Milka : Notre lien avec les autruches n'est que platonique, donc aucun risque.
J'avais beaucoup aimé Ctrl+Alt+Fuck mais, là, je trouve que c'est encore plus ... "tout", c'est encore plus Psykup. Est-ce que vous partagez cette sensation ou le fait de traiter d'un sujet qui me tient à cœur apporte un biais d'appréciation ?
Milka : Si tu trouves que cet album est excellent, on est bien d'accord, et tu as bon goût ! On a voulu faire une synthèse de ce qu'était Psykup, avec à la fois des riffs de guitares mordants, des passages intenses, violents ou énergiques, et également de la place aux sons clairs, aux harmonies vocales, aux ambiances plus douces. La composition de Ju a beaucoup évolué depuis des années. Son écriture gagne en efficacité et en lisibilité. Il a su prendre en comptes les retours. Il a su faire preuve de maturité et de pertinence pour ne pas céder aux sirènes de la facilité. Hello Karma ! n'est pas un album léger et quelconque. C'est toujours un album très dense, très Psykup comme tu dis, où il y a une idée toutes les secondes, comme les Z.A.Z. faisaient avec leurs films. Ce n'est pas un album purement brutal pour simplifier le propos, ni un album pop assumé parce qu'on est trop vieux et trop mous. La verve est toujours là et j'étais très excité à l'écoute des morceaux instrumentaux avant de poser les parties vocales. Le fait d'arriver à faire ces montagnes russes en 3 minutes 30, là où il nous fallait 9 minutes par le passé, est positif pour nous.
Vous savez si Greta a entendu votre "Letter to Greta" ?

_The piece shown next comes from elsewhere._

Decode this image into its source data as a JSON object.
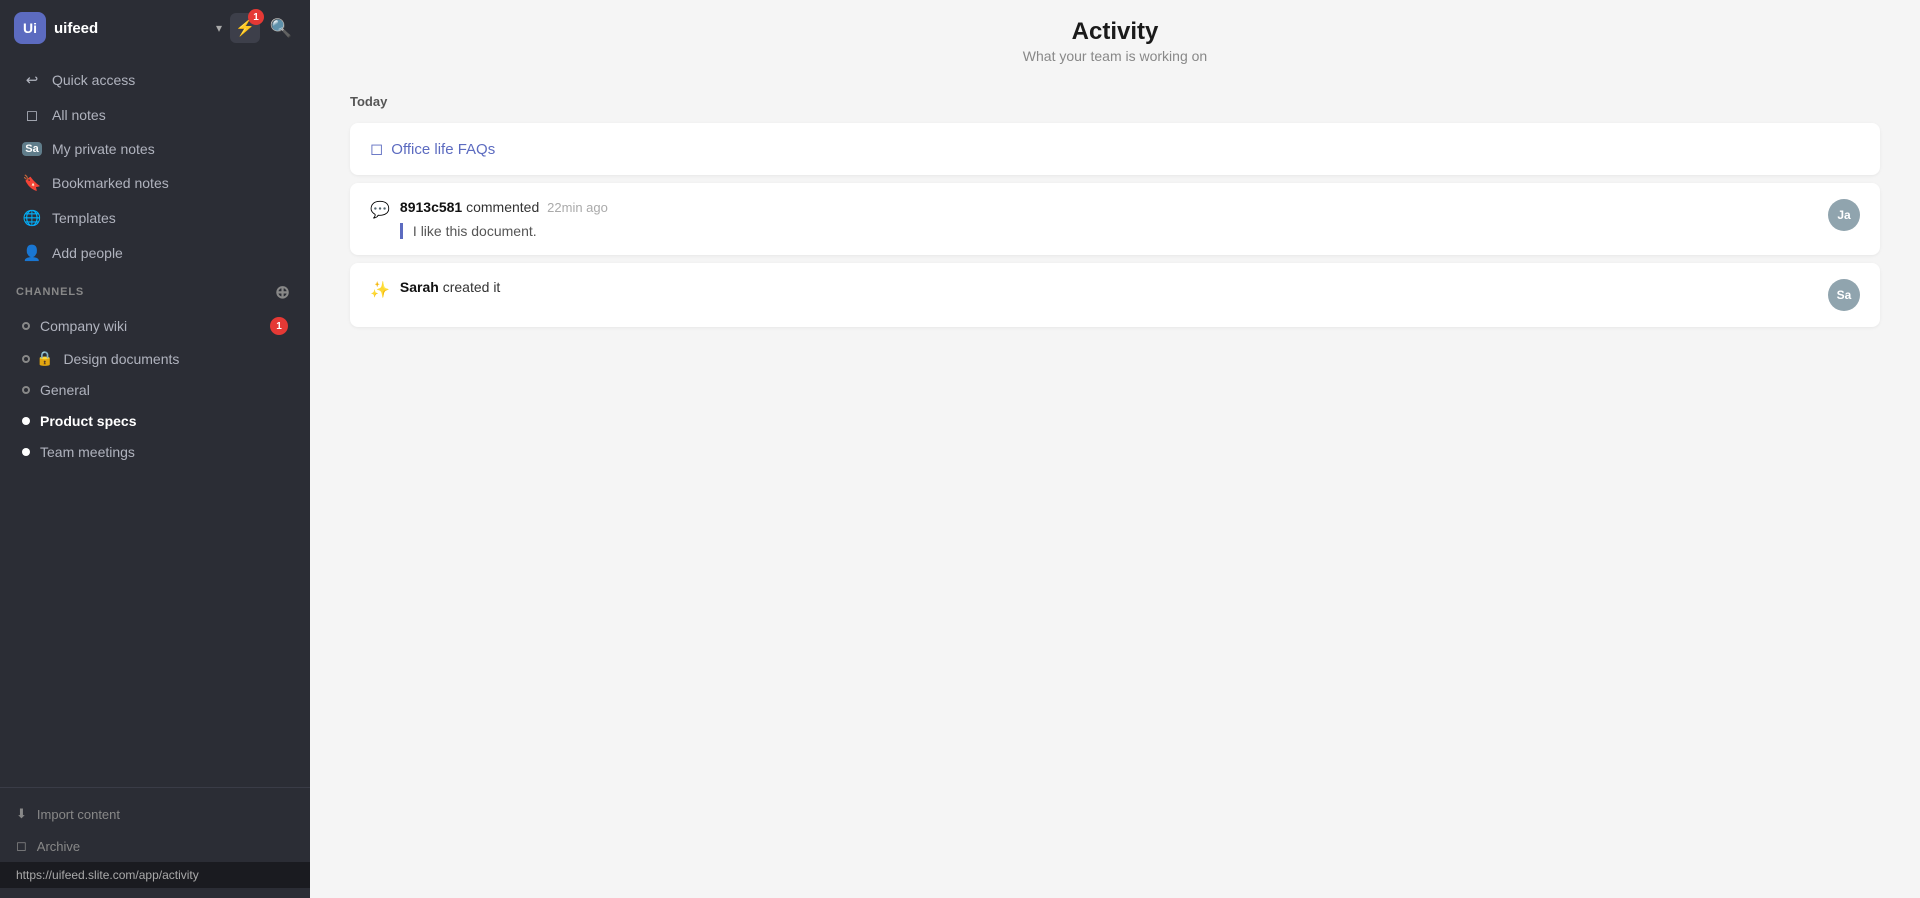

Milka : Nous ne le savons pas. Mais nous devrions en effet lui envoyer le lien. Tu as son email ?
Non, désolé... C'est plus un titre "anti Trump" que "pro-écologie" ?
Milka : Anti-Trump, non. Anti-gros con qui se fout de la gueule de tous les jeunes conscients de la catastrophe climatique et qui essaient de dire aux vieux gouvernants qu'il faut qu'ils arrêtent de faire n'importe quoi", oui ! (rires)
Vous pouvez mettre fin aux guerres dans le monde ou à la pollution, vous choisissez quoi ?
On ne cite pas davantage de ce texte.